Rapid prototyping platforms such as 3D printers used for digital fabrication are today able to manufacture custom objects for specific tasks. For example, a 3D printer deployed to the International Space Station has been able to print objects such as wrenches for astronauts on demand. However, these objects cannot be reconfigured for other tasks, and their constituent materials can generally not be recycled in order to reprint other objects for different applications. For long duration and deep space missions, digital fabrication techniques will need to adapt to allow fabricating items capable of acquiring multiple geometric configurations. This would allow finite material to be used to create items that can fulfill multiple tasks, thereby shirking reliance on a constant stream of raw material feedstock that will no longer be available.
Objects capable of morphological adaptation would address many challenges associated with today’s limitations on launch mass and volume, as well as facilitating stowage during launch.
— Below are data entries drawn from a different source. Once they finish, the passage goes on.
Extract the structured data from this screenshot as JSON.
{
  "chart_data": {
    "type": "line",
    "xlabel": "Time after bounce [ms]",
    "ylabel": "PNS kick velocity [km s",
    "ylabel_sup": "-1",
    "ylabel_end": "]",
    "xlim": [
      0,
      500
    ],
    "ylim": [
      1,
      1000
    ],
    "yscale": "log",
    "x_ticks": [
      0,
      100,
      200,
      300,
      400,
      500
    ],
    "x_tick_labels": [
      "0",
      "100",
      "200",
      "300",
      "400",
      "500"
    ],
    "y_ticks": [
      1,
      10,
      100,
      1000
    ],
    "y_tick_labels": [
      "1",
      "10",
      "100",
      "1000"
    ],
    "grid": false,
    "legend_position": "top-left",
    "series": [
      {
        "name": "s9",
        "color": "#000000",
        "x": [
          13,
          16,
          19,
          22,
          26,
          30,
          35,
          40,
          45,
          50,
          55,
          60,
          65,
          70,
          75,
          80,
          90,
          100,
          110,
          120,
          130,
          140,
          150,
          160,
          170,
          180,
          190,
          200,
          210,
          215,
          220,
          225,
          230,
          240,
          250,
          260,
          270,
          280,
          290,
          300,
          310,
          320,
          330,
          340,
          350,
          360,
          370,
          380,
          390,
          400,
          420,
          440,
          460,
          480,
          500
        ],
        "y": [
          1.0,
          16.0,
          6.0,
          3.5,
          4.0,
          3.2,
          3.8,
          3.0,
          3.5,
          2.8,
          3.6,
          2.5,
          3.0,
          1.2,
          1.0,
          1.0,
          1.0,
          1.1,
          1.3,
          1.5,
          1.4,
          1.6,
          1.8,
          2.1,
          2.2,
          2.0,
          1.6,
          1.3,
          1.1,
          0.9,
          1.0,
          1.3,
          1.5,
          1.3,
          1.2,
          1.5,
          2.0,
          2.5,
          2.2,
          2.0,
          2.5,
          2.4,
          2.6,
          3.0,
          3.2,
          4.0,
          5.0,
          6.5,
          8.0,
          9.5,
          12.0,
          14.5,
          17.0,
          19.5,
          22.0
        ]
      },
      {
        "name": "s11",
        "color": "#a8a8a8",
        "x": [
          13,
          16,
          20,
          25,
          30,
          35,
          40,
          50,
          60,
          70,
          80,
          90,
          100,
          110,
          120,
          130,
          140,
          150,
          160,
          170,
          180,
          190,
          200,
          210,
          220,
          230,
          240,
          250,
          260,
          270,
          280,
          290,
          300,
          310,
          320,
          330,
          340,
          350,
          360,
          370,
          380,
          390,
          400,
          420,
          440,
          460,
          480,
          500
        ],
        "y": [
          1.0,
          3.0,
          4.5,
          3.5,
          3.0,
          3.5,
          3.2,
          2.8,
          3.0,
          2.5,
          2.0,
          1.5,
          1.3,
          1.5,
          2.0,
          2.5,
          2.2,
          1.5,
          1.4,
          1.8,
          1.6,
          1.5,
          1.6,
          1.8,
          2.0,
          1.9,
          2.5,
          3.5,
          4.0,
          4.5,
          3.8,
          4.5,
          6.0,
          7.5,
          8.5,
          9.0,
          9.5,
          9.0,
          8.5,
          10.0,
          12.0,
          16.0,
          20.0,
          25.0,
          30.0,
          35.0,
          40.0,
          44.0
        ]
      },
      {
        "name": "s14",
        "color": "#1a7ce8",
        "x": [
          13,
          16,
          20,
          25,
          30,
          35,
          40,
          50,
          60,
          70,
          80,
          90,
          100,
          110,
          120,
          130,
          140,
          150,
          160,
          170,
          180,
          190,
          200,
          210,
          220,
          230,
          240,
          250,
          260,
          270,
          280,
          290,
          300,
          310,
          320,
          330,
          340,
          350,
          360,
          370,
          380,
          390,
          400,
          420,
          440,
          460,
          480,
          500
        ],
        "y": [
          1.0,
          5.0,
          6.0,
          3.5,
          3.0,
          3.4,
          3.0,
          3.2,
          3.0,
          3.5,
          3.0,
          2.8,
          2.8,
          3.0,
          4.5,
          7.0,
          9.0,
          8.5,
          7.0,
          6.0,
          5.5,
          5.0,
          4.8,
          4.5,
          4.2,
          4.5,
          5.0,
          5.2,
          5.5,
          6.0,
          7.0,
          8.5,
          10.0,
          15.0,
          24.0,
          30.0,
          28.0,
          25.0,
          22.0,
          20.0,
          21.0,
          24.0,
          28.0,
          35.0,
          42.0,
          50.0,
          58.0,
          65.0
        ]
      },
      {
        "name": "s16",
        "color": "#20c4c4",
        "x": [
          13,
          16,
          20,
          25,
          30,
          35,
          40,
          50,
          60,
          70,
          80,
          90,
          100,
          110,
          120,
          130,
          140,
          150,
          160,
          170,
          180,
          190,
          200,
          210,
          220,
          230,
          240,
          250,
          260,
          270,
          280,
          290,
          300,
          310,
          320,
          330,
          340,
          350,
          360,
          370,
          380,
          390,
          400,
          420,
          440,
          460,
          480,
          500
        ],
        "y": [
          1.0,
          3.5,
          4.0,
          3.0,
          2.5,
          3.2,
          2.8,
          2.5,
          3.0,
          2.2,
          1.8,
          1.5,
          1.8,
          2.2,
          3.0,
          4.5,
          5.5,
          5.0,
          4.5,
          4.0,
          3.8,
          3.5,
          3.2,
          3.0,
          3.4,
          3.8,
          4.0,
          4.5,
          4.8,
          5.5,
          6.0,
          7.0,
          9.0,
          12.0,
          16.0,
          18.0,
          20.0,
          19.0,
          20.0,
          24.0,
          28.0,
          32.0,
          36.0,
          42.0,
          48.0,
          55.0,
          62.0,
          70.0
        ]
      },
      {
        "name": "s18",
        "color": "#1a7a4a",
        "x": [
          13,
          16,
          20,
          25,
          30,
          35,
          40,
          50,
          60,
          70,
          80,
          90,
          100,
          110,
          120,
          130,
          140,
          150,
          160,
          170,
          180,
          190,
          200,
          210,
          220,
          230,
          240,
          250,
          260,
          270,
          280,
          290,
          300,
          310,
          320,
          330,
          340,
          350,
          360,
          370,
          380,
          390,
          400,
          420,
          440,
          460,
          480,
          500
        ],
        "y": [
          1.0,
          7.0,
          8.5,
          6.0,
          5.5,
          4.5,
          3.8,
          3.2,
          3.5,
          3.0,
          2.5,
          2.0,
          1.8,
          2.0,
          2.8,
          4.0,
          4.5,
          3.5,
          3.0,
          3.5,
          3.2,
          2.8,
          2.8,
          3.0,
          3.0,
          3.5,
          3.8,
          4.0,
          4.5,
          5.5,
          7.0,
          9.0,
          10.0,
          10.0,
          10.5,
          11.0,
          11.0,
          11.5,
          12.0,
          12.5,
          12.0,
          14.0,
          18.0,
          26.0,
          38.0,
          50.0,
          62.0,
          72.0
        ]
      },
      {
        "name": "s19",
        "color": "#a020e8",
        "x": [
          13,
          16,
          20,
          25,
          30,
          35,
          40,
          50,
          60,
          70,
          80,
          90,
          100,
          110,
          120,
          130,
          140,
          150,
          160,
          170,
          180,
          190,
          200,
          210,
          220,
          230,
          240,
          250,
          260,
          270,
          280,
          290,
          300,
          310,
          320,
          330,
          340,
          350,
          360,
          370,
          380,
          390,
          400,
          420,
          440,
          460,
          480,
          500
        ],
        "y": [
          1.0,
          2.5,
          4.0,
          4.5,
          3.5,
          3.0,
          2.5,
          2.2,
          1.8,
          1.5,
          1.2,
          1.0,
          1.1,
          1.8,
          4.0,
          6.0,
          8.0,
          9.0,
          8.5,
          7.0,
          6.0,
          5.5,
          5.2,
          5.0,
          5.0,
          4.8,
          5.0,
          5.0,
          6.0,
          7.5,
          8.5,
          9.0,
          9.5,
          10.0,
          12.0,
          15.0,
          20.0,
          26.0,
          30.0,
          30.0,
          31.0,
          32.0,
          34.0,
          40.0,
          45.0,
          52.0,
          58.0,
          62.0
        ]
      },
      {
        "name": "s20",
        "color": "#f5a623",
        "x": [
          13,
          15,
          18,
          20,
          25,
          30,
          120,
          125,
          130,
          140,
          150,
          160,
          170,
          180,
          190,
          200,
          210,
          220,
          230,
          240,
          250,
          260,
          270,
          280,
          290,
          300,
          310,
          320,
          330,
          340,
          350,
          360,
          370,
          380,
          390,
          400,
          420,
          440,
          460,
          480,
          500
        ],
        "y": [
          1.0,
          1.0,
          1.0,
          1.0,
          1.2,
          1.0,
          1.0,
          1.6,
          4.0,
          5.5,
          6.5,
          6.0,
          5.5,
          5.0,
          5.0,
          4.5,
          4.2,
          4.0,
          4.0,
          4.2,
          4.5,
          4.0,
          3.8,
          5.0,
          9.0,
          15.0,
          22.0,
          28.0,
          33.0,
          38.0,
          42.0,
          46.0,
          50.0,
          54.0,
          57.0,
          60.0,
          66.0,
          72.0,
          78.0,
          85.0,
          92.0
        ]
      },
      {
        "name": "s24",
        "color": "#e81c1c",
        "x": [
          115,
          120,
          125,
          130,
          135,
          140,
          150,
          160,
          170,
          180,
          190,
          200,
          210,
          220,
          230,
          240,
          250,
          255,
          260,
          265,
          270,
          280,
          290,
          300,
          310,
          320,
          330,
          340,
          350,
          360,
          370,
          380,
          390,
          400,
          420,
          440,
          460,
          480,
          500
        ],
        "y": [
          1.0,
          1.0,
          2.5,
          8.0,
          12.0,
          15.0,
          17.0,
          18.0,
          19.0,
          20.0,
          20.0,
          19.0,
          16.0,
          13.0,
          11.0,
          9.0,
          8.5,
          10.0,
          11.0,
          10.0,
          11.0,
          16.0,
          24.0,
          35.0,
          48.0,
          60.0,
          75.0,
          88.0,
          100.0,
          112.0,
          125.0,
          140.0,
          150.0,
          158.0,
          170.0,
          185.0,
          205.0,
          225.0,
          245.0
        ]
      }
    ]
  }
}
Such reconfigurable objects could realize new applications including rapid prototyping, forming temporary structures to aid in spacecraft inspection and astronaut assistance, and actively changing their inertia properties, while also enabling replacement or augmentation of structures over multiple launches.
This research introduces a concept for a reconfigurable structure based on pivoting cubes that achieve their pivoting maneuvers by controlling the magnetic fields of electromagnets embedded in their edges. We exploit a novel framework for controlling electromagnets to form reconfigurable structures in space by controlling their polarization in such a way as to allow the formation of temporary hinges and pivoting between adjacent modules. Supplementing laboratory experiments on an airtable, pivoting maneuvers were successfully executed in microgravity on a parabolic flight in May 2021.